História e desenvolvimento
No Império do Brasil, a Constituição de 1824 instituiu uma Assembleia Geral bicameral, instalada em 6 de maio de 1826, composta por uma Câmara dos Deputados e um Senado. Nesse arranjo, os deputados eram eleitos para legislaturas de quatro anos, enquanto os senadores tinham mandato vitalício, o que conferia ao sistema uma assimetria temporal entre câmara baixa e câmara alta. Com a Proclamação da República (1889) e a Constituição de 1891, o Legislativo federal manteve a forma bicameral sob a denominação de Congresso Nacional, agora reconfigurado em chave federativa e eletiva: os senadores passaram a ter mandato de nove anos, com renovação periódica, e os deputados passaram a ser eleitos para mandatos de quatro anos, consolidando a distinção entre representação territorial no Senado e representação populacional na Câmara.

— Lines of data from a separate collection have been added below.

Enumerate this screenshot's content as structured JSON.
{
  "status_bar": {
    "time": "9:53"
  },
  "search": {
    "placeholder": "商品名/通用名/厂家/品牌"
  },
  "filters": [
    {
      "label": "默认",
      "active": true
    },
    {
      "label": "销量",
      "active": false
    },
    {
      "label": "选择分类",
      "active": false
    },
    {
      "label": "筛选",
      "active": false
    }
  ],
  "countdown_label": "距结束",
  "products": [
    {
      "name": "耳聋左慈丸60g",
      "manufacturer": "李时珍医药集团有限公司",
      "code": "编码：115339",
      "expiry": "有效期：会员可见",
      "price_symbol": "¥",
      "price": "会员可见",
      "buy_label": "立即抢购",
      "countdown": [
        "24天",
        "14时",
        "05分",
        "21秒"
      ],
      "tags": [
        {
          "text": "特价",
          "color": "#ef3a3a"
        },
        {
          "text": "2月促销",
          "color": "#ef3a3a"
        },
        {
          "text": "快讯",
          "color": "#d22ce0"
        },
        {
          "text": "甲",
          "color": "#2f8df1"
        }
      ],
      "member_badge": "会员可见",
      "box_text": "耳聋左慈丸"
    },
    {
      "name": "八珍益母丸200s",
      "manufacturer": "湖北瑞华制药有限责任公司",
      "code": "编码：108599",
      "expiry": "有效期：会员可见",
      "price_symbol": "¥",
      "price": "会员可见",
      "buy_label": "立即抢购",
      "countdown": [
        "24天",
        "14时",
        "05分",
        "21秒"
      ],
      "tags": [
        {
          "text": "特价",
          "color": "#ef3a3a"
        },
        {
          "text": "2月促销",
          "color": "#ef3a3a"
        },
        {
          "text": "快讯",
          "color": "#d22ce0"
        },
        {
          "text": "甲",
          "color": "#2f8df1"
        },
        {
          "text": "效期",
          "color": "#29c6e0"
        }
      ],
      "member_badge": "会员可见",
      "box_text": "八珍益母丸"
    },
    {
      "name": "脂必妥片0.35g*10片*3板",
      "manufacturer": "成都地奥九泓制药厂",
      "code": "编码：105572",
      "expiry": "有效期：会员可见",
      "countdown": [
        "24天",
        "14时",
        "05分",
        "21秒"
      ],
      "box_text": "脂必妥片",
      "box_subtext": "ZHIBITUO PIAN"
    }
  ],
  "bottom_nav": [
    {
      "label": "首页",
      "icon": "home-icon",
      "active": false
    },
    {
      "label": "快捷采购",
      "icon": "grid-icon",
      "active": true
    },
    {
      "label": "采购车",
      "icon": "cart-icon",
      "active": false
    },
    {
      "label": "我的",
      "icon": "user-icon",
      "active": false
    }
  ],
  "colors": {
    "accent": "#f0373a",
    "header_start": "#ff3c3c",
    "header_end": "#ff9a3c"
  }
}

As diferenças mais relevantes entre os países latino-americanos concentram-se em dois eixos. Primeiro, no grau de incongruência institucional: Argentina, Brasil e Chile combinam múltiplos mecanismos de diferenciação (mandatos mais longos, renovação escalonada, idade mínima mais elevada, tamanhos bastante distintos), ao passo que Paraguai e República Dominicana apresentam menor distanciamento estrutural entre as câmaras. Segundo, nos mecanismos de resolução de conflitos inter-câmaras: alguns países adotam o sistema de tramitação sucessiva em versão mais simétrica (Argentina, México), outros recorrem a comissões mistas (Chile, Colômbia) e há casos em que a decisão final pode ocorrer em sessão conjunta, produzindo graus distintos de assimetria (Bolívia, Uruguai). Ainda assim, no conjunto regional, predominam bicameralismos classificados como fortes ou quase fortes, sobretudo quando comparados a experiências unitárias europeias, o que aproxima o modelo latino-americano de uma lógica de veto institucional forte no interior de regimes presidencialistas.